One of the most common steps taken by every colony was to write into law prohibitions against “primogeniture”: the ability of a father to pass along his entire wealth to his eldest son. By the time of the Revolution all of the colonies had outlawed this practice, choosing instead a more equitable distribution of wealth through wills — what was called “partible inheritance.” The idea was to spread the wealth as much as possible and not allow it to accumulate in the hands of a few who would then become powerful, or worse yet, aristocratic. It didn’t always work that way, of course, but the point is that the values this country were founded upon are not to be found in raw, unbridled capitalism. Though most of the founders were not Puritans, they espoused largely Puritan values — such things as industry, courage, charity, and thrift. That is, the values that were prominent in the eighteenth century were other-directed and most assuredly unrelated to the “return on your investment.” Perry is deluded and is simply trying to re-write history as he slanders the President. What he says is hogwash.

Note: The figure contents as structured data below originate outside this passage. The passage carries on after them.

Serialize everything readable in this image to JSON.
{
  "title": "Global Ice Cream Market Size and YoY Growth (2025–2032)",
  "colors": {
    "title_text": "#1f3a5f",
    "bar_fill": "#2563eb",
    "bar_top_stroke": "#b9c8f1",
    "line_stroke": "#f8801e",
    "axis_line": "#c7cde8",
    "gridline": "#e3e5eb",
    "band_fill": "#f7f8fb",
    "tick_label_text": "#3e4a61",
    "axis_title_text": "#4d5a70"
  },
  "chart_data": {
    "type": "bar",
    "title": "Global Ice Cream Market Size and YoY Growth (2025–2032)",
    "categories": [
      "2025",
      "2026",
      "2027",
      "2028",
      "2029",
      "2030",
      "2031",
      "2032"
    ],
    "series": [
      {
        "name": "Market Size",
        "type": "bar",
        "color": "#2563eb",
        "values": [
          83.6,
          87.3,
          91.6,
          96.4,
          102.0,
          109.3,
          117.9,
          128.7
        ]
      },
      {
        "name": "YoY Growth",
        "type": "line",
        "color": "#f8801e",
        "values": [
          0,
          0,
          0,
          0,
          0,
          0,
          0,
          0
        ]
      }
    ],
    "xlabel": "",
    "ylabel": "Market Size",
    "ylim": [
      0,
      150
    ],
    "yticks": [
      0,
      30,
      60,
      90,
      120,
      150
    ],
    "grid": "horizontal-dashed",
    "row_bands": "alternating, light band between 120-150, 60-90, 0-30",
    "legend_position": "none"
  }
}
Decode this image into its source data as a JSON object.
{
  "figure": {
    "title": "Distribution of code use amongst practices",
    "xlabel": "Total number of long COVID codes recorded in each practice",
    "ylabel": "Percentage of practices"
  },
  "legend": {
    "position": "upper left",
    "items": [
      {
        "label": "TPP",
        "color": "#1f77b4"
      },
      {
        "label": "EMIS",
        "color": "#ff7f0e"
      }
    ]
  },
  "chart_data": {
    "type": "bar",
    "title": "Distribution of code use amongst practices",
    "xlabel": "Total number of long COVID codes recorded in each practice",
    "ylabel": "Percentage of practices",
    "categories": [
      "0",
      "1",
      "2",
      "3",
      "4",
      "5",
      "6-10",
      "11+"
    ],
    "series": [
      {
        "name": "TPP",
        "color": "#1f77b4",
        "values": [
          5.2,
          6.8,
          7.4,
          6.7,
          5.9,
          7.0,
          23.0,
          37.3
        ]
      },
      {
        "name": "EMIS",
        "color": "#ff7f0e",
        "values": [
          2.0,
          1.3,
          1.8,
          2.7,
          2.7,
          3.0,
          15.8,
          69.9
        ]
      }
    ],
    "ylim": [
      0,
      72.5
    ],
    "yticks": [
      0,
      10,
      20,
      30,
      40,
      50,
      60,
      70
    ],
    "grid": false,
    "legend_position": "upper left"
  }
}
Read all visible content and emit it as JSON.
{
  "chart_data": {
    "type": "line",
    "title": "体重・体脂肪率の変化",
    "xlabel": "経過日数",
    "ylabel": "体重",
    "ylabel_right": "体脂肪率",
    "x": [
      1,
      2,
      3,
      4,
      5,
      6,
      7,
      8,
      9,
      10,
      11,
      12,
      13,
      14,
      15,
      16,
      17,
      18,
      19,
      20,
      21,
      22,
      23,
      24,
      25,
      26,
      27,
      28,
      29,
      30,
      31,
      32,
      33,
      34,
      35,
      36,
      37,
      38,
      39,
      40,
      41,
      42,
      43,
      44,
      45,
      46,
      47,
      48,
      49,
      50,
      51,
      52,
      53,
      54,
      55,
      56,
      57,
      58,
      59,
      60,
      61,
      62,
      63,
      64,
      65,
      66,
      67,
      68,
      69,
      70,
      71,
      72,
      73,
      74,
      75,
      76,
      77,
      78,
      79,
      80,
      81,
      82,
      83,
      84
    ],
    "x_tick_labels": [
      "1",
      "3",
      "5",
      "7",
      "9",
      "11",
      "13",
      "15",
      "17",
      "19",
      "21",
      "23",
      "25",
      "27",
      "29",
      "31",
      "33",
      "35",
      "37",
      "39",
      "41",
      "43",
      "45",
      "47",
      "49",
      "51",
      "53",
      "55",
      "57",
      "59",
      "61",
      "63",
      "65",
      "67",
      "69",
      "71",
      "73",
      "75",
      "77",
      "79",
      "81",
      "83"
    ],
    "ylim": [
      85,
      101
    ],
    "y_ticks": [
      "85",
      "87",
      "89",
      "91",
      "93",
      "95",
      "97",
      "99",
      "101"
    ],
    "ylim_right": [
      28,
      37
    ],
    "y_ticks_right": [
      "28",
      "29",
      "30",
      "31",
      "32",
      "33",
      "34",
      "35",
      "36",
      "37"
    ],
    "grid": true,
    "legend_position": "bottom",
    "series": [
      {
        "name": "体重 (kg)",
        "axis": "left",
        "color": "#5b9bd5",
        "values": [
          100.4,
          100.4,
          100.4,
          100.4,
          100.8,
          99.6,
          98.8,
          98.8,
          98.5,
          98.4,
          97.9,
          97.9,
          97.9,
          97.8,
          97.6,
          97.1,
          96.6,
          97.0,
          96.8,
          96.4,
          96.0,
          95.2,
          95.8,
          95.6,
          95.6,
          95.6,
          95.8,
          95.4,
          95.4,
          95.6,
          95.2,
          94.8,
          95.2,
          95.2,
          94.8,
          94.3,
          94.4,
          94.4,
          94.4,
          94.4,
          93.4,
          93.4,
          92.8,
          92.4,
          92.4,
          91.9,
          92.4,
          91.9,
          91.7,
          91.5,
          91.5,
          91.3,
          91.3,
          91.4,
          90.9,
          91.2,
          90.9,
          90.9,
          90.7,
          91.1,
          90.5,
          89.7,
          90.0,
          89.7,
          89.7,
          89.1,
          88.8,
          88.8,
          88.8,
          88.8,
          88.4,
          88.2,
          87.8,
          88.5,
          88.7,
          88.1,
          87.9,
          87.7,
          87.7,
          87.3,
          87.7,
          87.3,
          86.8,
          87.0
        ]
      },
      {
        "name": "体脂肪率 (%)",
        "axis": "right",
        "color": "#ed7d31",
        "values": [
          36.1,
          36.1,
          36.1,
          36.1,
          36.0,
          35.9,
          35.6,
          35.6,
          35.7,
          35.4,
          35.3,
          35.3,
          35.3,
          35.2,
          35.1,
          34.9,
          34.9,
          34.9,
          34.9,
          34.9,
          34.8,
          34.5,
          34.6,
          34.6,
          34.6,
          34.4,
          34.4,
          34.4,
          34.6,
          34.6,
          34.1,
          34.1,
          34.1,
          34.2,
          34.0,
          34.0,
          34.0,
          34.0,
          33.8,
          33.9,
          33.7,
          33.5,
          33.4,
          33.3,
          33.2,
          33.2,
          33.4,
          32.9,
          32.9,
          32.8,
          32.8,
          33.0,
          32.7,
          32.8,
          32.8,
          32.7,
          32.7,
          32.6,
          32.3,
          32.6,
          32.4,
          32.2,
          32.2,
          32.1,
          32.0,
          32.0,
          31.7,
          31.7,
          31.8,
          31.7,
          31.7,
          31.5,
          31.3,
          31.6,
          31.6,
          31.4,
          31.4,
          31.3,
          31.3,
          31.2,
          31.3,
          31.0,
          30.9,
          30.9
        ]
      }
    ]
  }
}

When we take these words together with candidate Michele Bachmann’s praise of the residents of New Hampshire for the courage their ancestors showed in the local battle of Lexington and Concord, we must assume that the corporations who back these candidates don’t choose them for their intelligence and knowledge of history, but for their malleability. It would be wise to brace ourselves: there will be more of this sort of nonsense in the coming months, not less.